Eleven days after the presidential election, 100 people were invited to the home of Vernon and Ann Jordan. The guest of honor was former Time Warner chief Richard Parsons, but the belle of the ball was Valerie Jarrett, one of Barack Obama’s best friends and a newly named White House senior adviser.
All night the Jordans’ guests–many VIPs in their own right–surrounded Jarrett, eager to introduce themselves and welcome her to D.C. Business as usual. Every four or eight years, Washington’s primarily white, influential, moneyed set rushes to cozy up to the new power brokers in town: Texans when George W. Bush arrived, Arkansas buddies when Bill Clinton came to town. The city’s high-level social scene–dinners, black-tie fundraisers, receptions, ubiquitous book parties–is the place where money and experience are subtly traded for access and influence.
Except for the first time, the face of ultimate power is African American. With a black first family in the White House and a diverse group of appointees and Cabinet nominees, the all-white dinner party feels all wrong. Certain hosts are suddenly grappling with a new reality: They need some black friends. Overnight, black politicians, lawyers and journalists are hot properties, receiving engraved invitations from people they never got invitations from before.
Blacks have gone from barely being on the list to being in charge of the list.
“Everyone knows that his campaign was about inclusion,” Jarrett said. “We would expect that spirit of inclusion to also reflect on Washington’s social scene.”
A swift shift is underway in this exclusive set of those who deal with the highest level of federal government. That’s a signal of wholesale change, said A. Scott Bolden, managing partner of law firm Reed Smith’s Washington office and a longtime politico in a city where professionals work side by side by day, but socialize separately at night.

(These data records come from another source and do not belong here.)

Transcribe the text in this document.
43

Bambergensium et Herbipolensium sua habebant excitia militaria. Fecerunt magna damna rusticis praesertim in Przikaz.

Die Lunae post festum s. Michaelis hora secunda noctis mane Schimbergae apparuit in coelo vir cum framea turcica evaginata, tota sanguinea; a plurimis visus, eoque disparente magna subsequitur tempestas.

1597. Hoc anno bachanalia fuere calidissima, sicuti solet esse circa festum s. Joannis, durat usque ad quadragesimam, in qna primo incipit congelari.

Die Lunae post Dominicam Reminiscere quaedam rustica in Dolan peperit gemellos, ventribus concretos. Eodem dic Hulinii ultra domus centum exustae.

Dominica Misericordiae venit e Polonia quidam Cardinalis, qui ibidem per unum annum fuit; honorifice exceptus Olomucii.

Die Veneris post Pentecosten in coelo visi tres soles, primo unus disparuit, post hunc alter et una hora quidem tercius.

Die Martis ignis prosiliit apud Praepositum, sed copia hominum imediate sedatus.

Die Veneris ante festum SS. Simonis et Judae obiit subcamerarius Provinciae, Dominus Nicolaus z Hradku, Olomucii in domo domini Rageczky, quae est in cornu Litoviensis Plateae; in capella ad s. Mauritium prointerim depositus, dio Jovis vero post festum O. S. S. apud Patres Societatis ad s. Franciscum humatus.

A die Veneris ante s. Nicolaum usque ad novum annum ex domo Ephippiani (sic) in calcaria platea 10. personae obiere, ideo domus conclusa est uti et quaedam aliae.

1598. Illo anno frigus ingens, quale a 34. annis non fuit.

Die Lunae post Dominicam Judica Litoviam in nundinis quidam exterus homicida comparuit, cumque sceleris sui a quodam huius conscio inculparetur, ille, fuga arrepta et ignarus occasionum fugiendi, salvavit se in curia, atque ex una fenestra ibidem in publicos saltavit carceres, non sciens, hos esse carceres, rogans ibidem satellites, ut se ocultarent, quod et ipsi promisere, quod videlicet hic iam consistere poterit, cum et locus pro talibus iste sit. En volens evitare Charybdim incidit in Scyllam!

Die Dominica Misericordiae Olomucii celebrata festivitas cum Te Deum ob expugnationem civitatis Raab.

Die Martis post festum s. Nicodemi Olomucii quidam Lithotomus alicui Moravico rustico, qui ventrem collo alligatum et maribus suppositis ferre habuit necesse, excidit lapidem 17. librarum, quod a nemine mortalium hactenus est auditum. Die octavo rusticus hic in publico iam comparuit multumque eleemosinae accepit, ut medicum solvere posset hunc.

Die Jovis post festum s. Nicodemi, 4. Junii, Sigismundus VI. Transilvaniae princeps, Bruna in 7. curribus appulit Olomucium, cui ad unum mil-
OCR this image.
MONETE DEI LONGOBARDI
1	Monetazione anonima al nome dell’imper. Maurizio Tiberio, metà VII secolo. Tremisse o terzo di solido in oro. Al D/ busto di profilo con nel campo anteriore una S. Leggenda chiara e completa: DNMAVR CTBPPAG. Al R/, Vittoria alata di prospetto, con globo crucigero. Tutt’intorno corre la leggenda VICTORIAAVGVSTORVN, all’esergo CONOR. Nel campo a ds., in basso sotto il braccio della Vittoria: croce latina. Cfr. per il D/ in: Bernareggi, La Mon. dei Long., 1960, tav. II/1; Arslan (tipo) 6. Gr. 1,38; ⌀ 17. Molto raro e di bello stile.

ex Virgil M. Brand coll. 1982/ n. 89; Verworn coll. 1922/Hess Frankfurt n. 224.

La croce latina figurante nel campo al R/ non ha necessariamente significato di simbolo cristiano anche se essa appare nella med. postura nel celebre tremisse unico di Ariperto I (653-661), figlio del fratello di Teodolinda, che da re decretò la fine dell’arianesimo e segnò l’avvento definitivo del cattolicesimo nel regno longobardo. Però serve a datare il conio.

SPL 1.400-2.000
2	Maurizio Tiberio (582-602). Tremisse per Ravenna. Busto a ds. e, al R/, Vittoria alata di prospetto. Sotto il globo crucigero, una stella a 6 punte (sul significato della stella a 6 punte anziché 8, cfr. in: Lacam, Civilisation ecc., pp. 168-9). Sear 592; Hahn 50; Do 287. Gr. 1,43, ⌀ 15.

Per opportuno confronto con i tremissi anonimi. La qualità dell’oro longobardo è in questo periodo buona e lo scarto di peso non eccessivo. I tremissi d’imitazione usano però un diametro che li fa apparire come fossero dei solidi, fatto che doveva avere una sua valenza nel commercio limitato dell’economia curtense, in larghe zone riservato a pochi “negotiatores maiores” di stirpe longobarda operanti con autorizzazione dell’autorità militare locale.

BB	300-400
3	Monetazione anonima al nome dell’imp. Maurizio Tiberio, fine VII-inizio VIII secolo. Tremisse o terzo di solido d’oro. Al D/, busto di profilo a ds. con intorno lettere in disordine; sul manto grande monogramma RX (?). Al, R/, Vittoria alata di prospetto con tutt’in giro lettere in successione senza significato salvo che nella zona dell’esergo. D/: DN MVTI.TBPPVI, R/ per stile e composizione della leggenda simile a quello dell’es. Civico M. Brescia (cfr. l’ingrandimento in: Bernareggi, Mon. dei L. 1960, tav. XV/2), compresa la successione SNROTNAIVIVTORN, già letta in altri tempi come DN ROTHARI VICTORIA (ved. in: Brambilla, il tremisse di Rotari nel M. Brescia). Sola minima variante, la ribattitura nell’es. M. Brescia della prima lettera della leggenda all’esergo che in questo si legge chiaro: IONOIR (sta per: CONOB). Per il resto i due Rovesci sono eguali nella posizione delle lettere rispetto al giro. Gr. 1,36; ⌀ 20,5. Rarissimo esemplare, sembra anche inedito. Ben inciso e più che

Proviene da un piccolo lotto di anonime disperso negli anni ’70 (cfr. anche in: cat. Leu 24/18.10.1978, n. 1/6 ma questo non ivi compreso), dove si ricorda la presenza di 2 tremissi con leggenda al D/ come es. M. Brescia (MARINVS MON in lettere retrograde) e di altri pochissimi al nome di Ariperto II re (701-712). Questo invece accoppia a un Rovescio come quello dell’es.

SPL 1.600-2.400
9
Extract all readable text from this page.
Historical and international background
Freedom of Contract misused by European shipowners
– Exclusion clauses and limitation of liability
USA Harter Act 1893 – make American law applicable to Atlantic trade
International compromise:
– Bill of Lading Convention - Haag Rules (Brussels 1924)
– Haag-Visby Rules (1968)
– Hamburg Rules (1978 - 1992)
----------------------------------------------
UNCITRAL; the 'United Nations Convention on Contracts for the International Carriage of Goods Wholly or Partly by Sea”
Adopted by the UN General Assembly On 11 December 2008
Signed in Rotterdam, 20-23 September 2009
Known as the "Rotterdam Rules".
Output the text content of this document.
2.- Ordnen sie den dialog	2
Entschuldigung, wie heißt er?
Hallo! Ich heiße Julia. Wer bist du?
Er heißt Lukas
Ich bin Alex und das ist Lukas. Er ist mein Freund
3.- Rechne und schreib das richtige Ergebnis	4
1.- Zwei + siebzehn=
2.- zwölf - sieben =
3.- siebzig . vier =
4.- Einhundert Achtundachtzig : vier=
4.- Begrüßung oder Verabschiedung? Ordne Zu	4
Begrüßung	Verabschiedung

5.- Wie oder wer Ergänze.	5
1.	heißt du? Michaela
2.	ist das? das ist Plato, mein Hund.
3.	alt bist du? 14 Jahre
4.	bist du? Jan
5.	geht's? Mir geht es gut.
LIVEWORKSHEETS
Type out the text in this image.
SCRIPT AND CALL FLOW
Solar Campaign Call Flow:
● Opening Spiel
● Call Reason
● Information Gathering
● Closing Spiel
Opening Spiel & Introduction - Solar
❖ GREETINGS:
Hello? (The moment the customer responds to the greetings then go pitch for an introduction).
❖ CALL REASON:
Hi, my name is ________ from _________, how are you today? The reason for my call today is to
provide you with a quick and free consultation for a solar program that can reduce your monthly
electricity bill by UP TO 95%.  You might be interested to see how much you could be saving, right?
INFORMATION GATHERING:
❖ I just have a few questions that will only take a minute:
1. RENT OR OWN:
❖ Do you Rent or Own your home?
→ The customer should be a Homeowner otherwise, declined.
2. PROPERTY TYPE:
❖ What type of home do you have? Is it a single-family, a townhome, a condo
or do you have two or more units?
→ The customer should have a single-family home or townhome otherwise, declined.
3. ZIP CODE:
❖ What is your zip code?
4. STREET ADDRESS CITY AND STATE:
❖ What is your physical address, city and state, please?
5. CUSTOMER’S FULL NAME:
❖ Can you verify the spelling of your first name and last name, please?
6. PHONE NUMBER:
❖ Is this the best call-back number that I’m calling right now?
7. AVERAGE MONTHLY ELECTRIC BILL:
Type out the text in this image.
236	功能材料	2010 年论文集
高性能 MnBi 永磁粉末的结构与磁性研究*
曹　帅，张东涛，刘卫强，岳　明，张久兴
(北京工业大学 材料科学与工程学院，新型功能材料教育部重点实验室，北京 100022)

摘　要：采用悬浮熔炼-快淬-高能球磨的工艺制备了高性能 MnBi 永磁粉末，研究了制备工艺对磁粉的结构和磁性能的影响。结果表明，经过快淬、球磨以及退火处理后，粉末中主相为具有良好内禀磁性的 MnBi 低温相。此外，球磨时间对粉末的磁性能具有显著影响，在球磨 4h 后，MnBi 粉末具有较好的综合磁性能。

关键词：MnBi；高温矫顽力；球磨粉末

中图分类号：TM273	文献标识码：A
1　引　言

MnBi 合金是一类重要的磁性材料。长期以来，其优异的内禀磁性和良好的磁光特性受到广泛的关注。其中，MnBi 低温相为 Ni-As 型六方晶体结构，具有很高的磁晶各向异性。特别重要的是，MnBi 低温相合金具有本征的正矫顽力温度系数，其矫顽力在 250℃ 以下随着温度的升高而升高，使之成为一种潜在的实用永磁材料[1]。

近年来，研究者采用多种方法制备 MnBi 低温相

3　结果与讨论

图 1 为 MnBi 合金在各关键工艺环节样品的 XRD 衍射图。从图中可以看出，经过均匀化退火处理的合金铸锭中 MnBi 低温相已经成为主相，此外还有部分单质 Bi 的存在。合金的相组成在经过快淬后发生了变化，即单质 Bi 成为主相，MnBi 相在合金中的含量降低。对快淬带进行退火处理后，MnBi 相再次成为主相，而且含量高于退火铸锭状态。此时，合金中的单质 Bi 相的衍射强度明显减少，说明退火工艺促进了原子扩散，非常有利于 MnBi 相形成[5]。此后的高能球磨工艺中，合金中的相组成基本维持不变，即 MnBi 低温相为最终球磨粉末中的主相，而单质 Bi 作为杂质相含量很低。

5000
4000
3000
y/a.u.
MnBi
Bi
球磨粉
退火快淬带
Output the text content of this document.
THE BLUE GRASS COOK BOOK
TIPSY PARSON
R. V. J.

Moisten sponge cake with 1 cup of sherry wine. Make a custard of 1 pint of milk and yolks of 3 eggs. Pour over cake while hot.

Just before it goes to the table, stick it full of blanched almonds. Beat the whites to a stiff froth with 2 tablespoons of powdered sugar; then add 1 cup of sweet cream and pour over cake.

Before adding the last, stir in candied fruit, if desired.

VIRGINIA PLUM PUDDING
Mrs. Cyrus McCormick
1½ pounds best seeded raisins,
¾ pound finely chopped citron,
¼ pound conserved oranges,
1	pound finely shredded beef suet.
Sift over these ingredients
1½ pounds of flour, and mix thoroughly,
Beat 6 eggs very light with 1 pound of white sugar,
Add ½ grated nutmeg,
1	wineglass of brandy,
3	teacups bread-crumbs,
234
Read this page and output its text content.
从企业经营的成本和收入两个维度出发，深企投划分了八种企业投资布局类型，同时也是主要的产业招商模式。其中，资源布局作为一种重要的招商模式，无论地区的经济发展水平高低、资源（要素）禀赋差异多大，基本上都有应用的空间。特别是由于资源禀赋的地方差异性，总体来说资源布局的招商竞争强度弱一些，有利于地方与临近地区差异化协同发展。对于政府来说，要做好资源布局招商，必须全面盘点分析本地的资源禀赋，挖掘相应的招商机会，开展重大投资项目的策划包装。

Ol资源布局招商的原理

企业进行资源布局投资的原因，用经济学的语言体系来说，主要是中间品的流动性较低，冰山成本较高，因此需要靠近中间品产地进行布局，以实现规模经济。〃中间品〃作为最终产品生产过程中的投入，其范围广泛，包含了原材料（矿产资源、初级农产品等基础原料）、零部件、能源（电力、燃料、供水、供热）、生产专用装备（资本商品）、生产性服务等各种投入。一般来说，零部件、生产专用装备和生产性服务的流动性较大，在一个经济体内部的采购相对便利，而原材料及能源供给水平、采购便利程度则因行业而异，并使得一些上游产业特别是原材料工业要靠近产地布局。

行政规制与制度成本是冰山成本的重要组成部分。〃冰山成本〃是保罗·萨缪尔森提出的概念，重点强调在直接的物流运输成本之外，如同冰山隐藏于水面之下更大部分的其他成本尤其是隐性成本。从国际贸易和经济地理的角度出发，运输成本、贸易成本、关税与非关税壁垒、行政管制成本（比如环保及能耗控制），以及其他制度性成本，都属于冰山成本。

“You see those ‘What’s In and Out’ columns every year?” he asked with a laugh. “With Obama and the first family in town, arguably being black is ‘in.’ ”
The Obama era has ushered in plenty of talk that the country has transcended race or that race is incidental.
“There is no question there’s been more race discussions in social circles this year than there’s ever been,” said Rosen, who is part of a longtime integrated group of friends that includes political strategist Donna Brazile, D.C. Del. Eleanor Holmes Norton (D), journalist Karen Tumulty and former Democratic National Committee official Minyon Moore. “We were having dinner, arguing about what ‘post-racial’ meant,” Rosen said. “Ultimately we decided there was no such thing.”
The subject is close to former defense secretary William S. Cohen and his wife, Janet Langhart Cohen, who wrote “Love in Black and White” about their interracial marriage. The couple have been a fixture at Washington parties, where she has often been the only African American in the room.
“Most whites don’t like to talk about race when I’m there,” she said. “But it always comes up at mostly black dinner parties.” In their own home, the Cohens and their guests talk more freely about race. “They feel that they are among equals and are really willing to discuss and engage,” he said. “They are not afraid to say what they think.”
But Johnson is skeptical about whether more frank conversation leads to integration. Hosts will be “politically correct” and invite African Americans, he said, but that will last about a year.
“I don’t think that’s a sustainable socialization model for Washington,” he said. “Integration socially, as opposed to business or sports, is really tough because it involves people’s personal lives. . . Once people get comfortable–‘I’ve got my two black friends’–they can stop. Real integration on a personal level doesn’t happen without a deep commonality of interests.”
Vernon Jordan thinks it’s too early to tell. His wife is much more optimistic.
“It will change overnight,” she predicted. “It really will. It’s been changing, but this is a jump-start. Once change takes place, you can’t go back. That’s the great thing about it.”